A few years ago, Ecem Basak, PhD, was poring over Facebook’s Social Connectedness Index (SCI), which measures the strength of social ties between different geographic areas as represented by Facebook friendship connections. As her cursor hovered over an interactive map showing links between distant U.S. counties, a lightbulb went off in her head. 

“I noticed the map looked a lot like similar ones I’d seen displaying the 2016 U.S. election results,” says Dr. Basak, who is an assistant professor in the Zicklin School’s Paul H. Chook Department of Information Systems and Statistics. 

For example, because of Black migration to Chicago after World War II, Illinois’ Cook County has historical ties to two counties along the southern Mississippi River, reflected in strong Facebook connections. Basak observed that the two areas exhibited similar voting trends as well: “Counties that were more socially connected yet were geographically distant appeared to have similar election results. I wondered if Facebook friendships had influenced how people voted.”

Basak decided to test her hypothesis. The results were presented recently in “The Role of Online and Geographically Distant Social Networks in Political Decision-Making,” a paper she coauthored that was published in the Journal of the Association for Information Systems. Examining the impact of Facebook ties between two counties on voting outcomes, the study found that the more social connections two counties shared, the more likely they were to vote similarly for major party candidates in the 2016 U.S. presidential election. 

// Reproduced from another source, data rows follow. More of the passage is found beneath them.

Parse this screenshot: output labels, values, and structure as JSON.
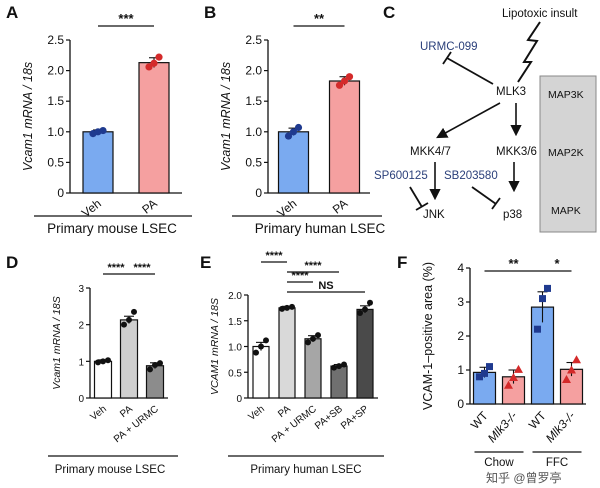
{
  "panels": {
    "A": "A",
    "B": "B",
    "C": "C",
    "D": "D",
    "E": "E",
    "F": "F"
  },
  "chart_data": [
    {
      "id": "A",
      "type": "bar",
      "ylabel": "Vcam1 mRNA / 18s",
      "ylim": [
        0,
        2.5
      ],
      "yticks": [
        "0",
        "0.5",
        "1.0",
        "1.5",
        "2.0",
        "2.5"
      ],
      "categories": [
        "Veh",
        "PA"
      ],
      "values": [
        1.0,
        2.13
      ],
      "errors": [
        0.03,
        0.08
      ],
      "points": [
        [
          0.97,
          1.0,
          1.02
        ],
        [
          2.06,
          2.12,
          2.22
        ]
      ],
      "colors": [
        "#7aaaf0",
        "#f5a0a0"
      ],
      "sig": [
        {
          "from": 0,
          "to": 1,
          "label": "***"
        }
      ],
      "caption": "Primary mouse LSEC"
    },
    {
      "id": "B",
      "type": "bar",
      "ylabel": "Vcam1 mRNA / 18s",
      "ylim": [
        0,
        2.5
      ],
      "yticks": [
        "0",
        "0.5",
        "1.0",
        "1.5",
        "2.0",
        "2.5"
      ],
      "categories": [
        "Veh",
        "PA"
      ],
      "values": [
        1.0,
        1.83
      ],
      "errors": [
        0.06,
        0.07
      ],
      "points": [
        [
          0.93,
          1.0,
          1.07
        ],
        [
          1.76,
          1.83,
          1.9
        ]
      ],
      "colors": [
        "#7aaaf0",
        "#f5a0a0"
      ],
      "sig": [
        {
          "from": 0,
          "to": 1,
          "label": "**"
        }
      ],
      "caption": "Primary human LSEC"
    },
    {
      "id": "D",
      "type": "bar",
      "ylabel": "Vcam1 mRNA / 18S",
      "ylim": [
        0,
        3
      ],
      "yticks": [
        "0",
        "1",
        "2",
        "3"
      ],
      "categories": [
        "Veh",
        "PA",
        "PA + URMC"
      ],
      "values": [
        1.0,
        2.13,
        0.88
      ],
      "errors": [
        0.04,
        0.1,
        0.08
      ],
      "points": [
        [
          0.97,
          1.0,
          1.03
        ],
        [
          2.0,
          2.13,
          2.35
        ],
        [
          0.78,
          0.9,
          0.95
        ]
      ],
      "colors": [
        "#ffffff",
        "#cfcfcf",
        "#8c8c8c"
      ],
      "sig": [
        {
          "from": 0,
          "to": 1,
          "label": "****"
        },
        {
          "from": 1,
          "to": 2,
          "label": "****"
        }
      ],
      "caption": "Primary mouse LSEC"
    },
    {
      "id": "E",
      "type": "bar",
      "ylabel": "VCAM1 mRNA / 18S",
      "ylim": [
        0,
        2.0
      ],
      "yticks": [
        "0",
        "0.5",
        "1.0",
        "1.5",
        "2.0"
      ],
      "categories": [
        "Veh",
        "PA",
        "PA + URMC",
        "PA+SB",
        "PA+SP"
      ],
      "values": [
        1.0,
        1.75,
        1.15,
        0.62,
        1.72
      ],
      "errors": [
        0.08,
        0.03,
        0.06,
        0.03,
        0.07
      ],
      "points": [
        [
          0.88,
          1.0,
          1.12
        ],
        [
          1.73,
          1.75,
          1.77
        ],
        [
          1.08,
          1.15,
          1.22
        ],
        [
          0.59,
          0.62,
          0.65
        ],
        [
          1.65,
          1.72,
          1.85
        ]
      ],
      "colors": [
        "#ffffff",
        "#d9d9d9",
        "#a6a6a6",
        "#707070",
        "#4a4a4a"
      ],
      "sig": [
        {
          "from": 0,
          "to": 1,
          "label": "****"
        },
        {
          "from": 1,
          "to": 3,
          "label": "****"
        },
        {
          "from": 1,
          "to": 2,
          "label": "****"
        },
        {
          "from": 1,
          "to": 4,
          "label": "NS"
        }
      ],
      "caption": "Primary human LSEC"
    },
    {
      "id": "F",
      "type": "bar",
      "ylabel": "VCAM-1–positive area (%)",
      "ylim": [
        0,
        4
      ],
      "yticks": [
        "0",
        "1",
        "2",
        "3",
        "4"
      ],
      "categories": [
        "WT",
        "Mlk3-/-",
        "WT",
        "Mlk3-/-"
      ],
      "groups": [
        "Chow",
        "FFC"
      ],
      "values": [
        0.93,
        0.8,
        2.85,
        1.02
      ],
      "errors": [
        0.15,
        0.2,
        0.45,
        0.2
      ],
      "points": [
        [
          0.8,
          0.9,
          1.1
        ],
        [
          0.55,
          0.78,
          1.02
        ],
        [
          2.2,
          3.1,
          3.4
        ],
        [
          0.72,
          1.0,
          1.3
        ]
      ],
      "colors": [
        "#7aaaf0",
        "#f5a0a0",
        "#7aaaf0",
        "#f5a0a0"
      ],
      "sig": [
        {
          "from": 0,
          "to": 2,
          "label": "**"
        },
        {
          "from": 2,
          "to": 3,
          "label": "*"
        }
      ]
    }
  ],
  "pathway": {
    "insult": "Lipotoxic insult",
    "inhibitor_top": "URMC-099",
    "mlk3": "MLK3",
    "mkk47": "MKK4/7",
    "mkk36": "MKK3/6",
    "jnk": "JNK",
    "p38": "p38",
    "inhibitor_jnk": "SP600125",
    "inhibitor_p38": "SB203580",
    "levels": [
      "MAP3K",
      "MAP2K",
      "MAPK"
    ]
  },
  "watermark": "知乎 @曾罗亭",
  "colors": {
    "veh_blue": "#7aaaf0",
    "pa_pink": "#f5a0a0",
    "point_blue": "#1f3a8f",
    "point_red": "#d42a2a",
    "drug_blue": "#2a3f7a",
    "side_box": "#d4d4d4"
  }
}
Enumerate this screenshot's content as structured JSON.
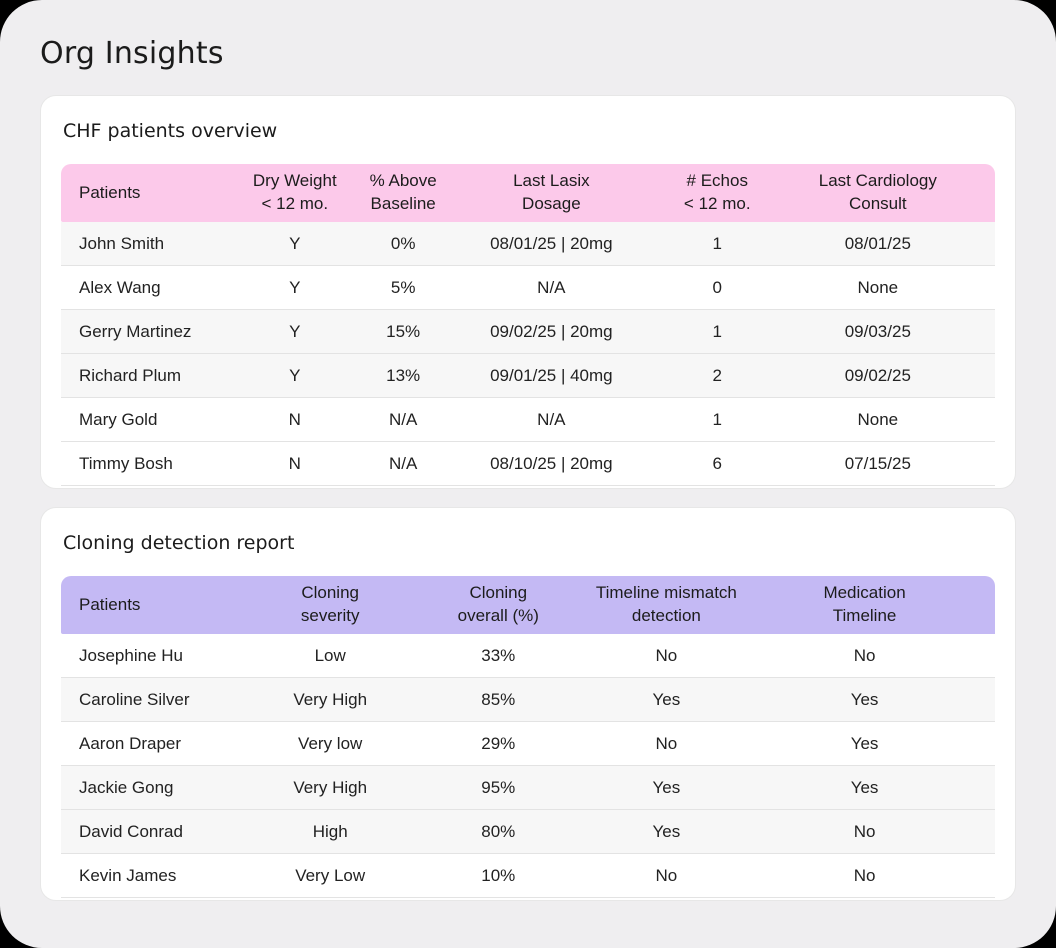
{
  "page": {
    "title": "Org Insights"
  },
  "colors": {
    "page_background": "#efeef0",
    "card_background": "#ffffff",
    "chf_header_bg": "#fcc9ea",
    "cloning_header_bg": "#c4b9f4",
    "shaded_row_bg": "#f7f7f7",
    "plain_row_bg": "#ffffff",
    "text": "#1e1e1e"
  },
  "tables": [
    {
      "title": "CHF patients overview",
      "columns": [
        "Patients",
        "Dry Weight\n< 12 mo.",
        "% Above\nBaseline",
        "Last Lasix\nDosage",
        "# Echos\n< 12 mo.",
        "Last Cardiology\nConsult"
      ],
      "rows": [
        {
          "shaded": true,
          "cells": [
            "John Smith",
            "Y",
            "0%",
            "08/01/25 | 20mg",
            "1",
            "08/01/25"
          ]
        },
        {
          "shaded": false,
          "cells": [
            "Alex Wang",
            "Y",
            "5%",
            "N/A",
            "0",
            "None"
          ]
        },
        {
          "shaded": true,
          "cells": [
            "Gerry Martinez",
            "Y",
            "15%",
            "09/02/25 | 20mg",
            "1",
            "09/03/25"
          ]
        },
        {
          "shaded": true,
          "cells": [
            "Richard Plum",
            "Y",
            "13%",
            "09/01/25 | 40mg",
            "2",
            "09/02/25"
          ]
        },
        {
          "shaded": false,
          "cells": [
            "Mary Gold",
            "N",
            "N/A",
            "N/A",
            "1",
            "None"
          ]
        },
        {
          "shaded": false,
          "cells": [
            "Timmy Bosh",
            "N",
            "N/A",
            "08/10/25 | 20mg",
            "6",
            "07/15/25"
          ]
        }
      ]
    },
    {
      "title": "Cloning detection report",
      "columns": [
        "Patients",
        "Cloning\nseverity",
        "Cloning\noverall (%)",
        "Timeline mismatch\ndetection",
        "Medication\nTimeline"
      ],
      "rows": [
        {
          "shaded": false,
          "cells": [
            "Josephine Hu",
            "Low",
            "33%",
            "No",
            "No"
          ]
        },
        {
          "shaded": true,
          "cells": [
            "Caroline Silver",
            "Very High",
            "85%",
            "Yes",
            "Yes"
          ]
        },
        {
          "shaded": false,
          "cells": [
            "Aaron Draper",
            "Very low",
            "29%",
            "No",
            "Yes"
          ]
        },
        {
          "shaded": true,
          "cells": [
            "Jackie Gong",
            "Very High",
            "95%",
            "Yes",
            "Yes"
          ]
        },
        {
          "shaded": true,
          "cells": [
            "David Conrad",
            "High",
            "80%",
            "Yes",
            "No"
          ]
        },
        {
          "shaded": false,
          "cells": [
            "Kevin James",
            "Very Low",
            "10%",
            "No",
            "No"
          ]
        }
      ]
    }
  ]
}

But could it be instead that people’s political similarities determined the intensity of their Facebook friendships? In other words, is it possible that Basak and her coauthors had it backwards? To rule out reverse causality, they employed a common statistical method known as an instrumental variable estimation. They used the U.S. highway network as an instrument, arguing that highways fostered lasting social connections that influence voting patterns, rather than directly affecting them. Their diagnostic analysis yielded robust results.

“By using this variable, we determined that the causality goes only one way,” Basak explains. 

Basak hypothesizes that granular data on social connections at the county level—perhaps incorporating information from more recent social platforms such as Instagram or Snapchat—could be used by political parties to sway voters. 

“Maybe if all those volunteers knocking on doors in Bucks County, Pennsylvania, had also knocked on doors in another county with social connections to Bucks County, the election results would have been different,” she muses.